Inventory no.: 4439

Clay Votive Plaque (Tsa-Tsa) of, the Buddha with Lantsa Script, Tibet, circa 18th-19th century


Clay Votive Plaque (Tsa-Tsa) of the Buddha with Lantsa Script


circa 17th-18th century

height: 4.8cm, width: 3.5cm, thickness: 2cm

This fine, devotional votive plaque or tsa-tsa was made by pressing clay into a metal reverse-mould after which it was fired. It shows the historical Buddha,the Shakyamuni Buddha, who lived over 2,500 years ago in India and gained enlightenment under the bodhi tree. He is seated in full cross-legged position on a lotus throne with his right hand in the earth-touching gesture and his left hand resting in his lap. Shakyamuni Buddha’s mantra is ‘Tayatha om muni muni maha muniye soha’ which appears to be what is written in Lantsa script around the arched border that surrounds the Buddha.

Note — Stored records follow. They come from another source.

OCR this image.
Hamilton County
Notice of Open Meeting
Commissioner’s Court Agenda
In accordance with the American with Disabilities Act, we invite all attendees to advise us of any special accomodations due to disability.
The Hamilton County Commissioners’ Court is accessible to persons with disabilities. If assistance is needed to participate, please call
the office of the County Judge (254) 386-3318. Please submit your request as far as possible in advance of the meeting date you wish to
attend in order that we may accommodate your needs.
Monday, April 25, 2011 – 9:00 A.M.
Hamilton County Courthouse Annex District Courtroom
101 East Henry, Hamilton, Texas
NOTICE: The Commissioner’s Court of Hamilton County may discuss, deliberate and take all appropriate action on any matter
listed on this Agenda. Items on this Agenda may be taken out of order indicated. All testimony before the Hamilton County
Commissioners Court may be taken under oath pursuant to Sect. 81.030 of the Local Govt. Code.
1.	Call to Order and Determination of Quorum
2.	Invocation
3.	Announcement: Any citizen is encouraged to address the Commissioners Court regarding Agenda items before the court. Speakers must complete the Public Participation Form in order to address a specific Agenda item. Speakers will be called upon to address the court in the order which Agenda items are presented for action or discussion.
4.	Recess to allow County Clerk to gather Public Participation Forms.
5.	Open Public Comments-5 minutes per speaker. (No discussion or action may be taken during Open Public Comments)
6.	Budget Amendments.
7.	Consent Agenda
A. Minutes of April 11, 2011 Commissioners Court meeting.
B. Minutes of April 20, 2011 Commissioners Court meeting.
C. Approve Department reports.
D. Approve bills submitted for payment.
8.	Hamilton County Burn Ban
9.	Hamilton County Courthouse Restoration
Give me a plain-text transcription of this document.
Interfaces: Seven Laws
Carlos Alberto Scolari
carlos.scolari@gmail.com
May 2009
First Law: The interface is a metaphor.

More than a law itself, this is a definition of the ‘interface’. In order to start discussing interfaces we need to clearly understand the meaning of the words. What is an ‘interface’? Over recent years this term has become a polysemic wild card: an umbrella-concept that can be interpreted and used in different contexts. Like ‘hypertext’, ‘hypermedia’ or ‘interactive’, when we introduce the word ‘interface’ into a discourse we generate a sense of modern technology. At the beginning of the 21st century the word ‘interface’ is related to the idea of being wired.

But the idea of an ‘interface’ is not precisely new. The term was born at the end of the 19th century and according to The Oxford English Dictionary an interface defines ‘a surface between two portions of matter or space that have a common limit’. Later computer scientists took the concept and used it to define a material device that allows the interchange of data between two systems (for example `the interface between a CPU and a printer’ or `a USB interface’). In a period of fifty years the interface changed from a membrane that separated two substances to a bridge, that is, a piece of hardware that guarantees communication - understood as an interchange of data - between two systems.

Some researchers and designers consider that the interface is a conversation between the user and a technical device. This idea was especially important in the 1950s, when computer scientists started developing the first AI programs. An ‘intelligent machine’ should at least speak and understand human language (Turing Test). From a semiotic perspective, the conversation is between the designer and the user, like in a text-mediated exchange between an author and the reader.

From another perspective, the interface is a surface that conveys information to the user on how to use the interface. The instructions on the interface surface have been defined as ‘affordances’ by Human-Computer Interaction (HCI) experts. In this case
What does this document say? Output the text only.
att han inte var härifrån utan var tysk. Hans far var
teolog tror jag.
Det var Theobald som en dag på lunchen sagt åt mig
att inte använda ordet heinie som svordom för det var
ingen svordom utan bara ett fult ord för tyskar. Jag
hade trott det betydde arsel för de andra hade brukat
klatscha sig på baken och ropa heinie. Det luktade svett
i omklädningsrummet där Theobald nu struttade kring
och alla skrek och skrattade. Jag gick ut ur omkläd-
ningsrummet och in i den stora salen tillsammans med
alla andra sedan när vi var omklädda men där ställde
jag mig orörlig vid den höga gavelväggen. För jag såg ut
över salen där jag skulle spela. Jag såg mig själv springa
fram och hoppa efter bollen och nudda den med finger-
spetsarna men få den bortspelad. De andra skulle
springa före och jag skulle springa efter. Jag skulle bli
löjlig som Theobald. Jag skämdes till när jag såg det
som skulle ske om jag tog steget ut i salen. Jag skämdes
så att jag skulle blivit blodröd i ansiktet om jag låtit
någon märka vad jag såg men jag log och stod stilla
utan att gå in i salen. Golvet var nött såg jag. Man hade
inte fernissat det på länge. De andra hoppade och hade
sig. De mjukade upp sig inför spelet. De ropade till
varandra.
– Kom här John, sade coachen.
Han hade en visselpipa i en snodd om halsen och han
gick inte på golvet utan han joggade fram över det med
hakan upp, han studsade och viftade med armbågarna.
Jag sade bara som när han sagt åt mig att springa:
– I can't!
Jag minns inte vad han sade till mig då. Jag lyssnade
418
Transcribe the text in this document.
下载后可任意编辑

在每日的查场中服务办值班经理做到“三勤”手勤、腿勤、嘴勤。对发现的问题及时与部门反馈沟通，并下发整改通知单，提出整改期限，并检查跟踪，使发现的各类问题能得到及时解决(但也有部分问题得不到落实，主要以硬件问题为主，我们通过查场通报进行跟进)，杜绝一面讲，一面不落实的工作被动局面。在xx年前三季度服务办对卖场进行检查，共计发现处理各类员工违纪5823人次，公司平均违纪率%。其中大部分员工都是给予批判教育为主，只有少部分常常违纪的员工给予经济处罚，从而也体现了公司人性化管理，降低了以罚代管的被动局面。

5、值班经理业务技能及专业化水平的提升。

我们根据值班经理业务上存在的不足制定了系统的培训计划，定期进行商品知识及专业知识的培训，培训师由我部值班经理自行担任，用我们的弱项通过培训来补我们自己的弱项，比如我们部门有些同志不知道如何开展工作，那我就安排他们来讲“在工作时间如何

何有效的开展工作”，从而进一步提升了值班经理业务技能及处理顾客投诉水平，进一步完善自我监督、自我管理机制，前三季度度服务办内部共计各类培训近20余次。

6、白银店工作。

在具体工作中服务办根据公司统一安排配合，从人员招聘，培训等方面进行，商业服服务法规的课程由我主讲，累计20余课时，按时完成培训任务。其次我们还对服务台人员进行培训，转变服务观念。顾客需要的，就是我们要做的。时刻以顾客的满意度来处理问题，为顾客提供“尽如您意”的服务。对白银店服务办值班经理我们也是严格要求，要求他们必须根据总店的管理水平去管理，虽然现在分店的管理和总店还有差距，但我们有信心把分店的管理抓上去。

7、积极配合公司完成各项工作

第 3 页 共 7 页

Such tablets were acquired by Buddhist devotees and pilgrims as acts of merit, often at religious sites, as mementos and talismanic or protective keepsakes. The plaques often were made in one location and carried by pilgrims to be left at a site in another location, perhaps in a cave or at an important shrine. According to Proser (2010, p. 167), the practice of spreading

tsa-tsa offerings throughout the landscape can be likened to sowing seeds of potential spiritual merit, somewhat akin to laying out ‘fields of Buddhas’ throughout the world.

The example here has sharp features and is in a fine, stable condition.


Proser, A., (ed.), Pilgrimage and Buddhist Art, Asia Society Museum/Yale University Press, 2010.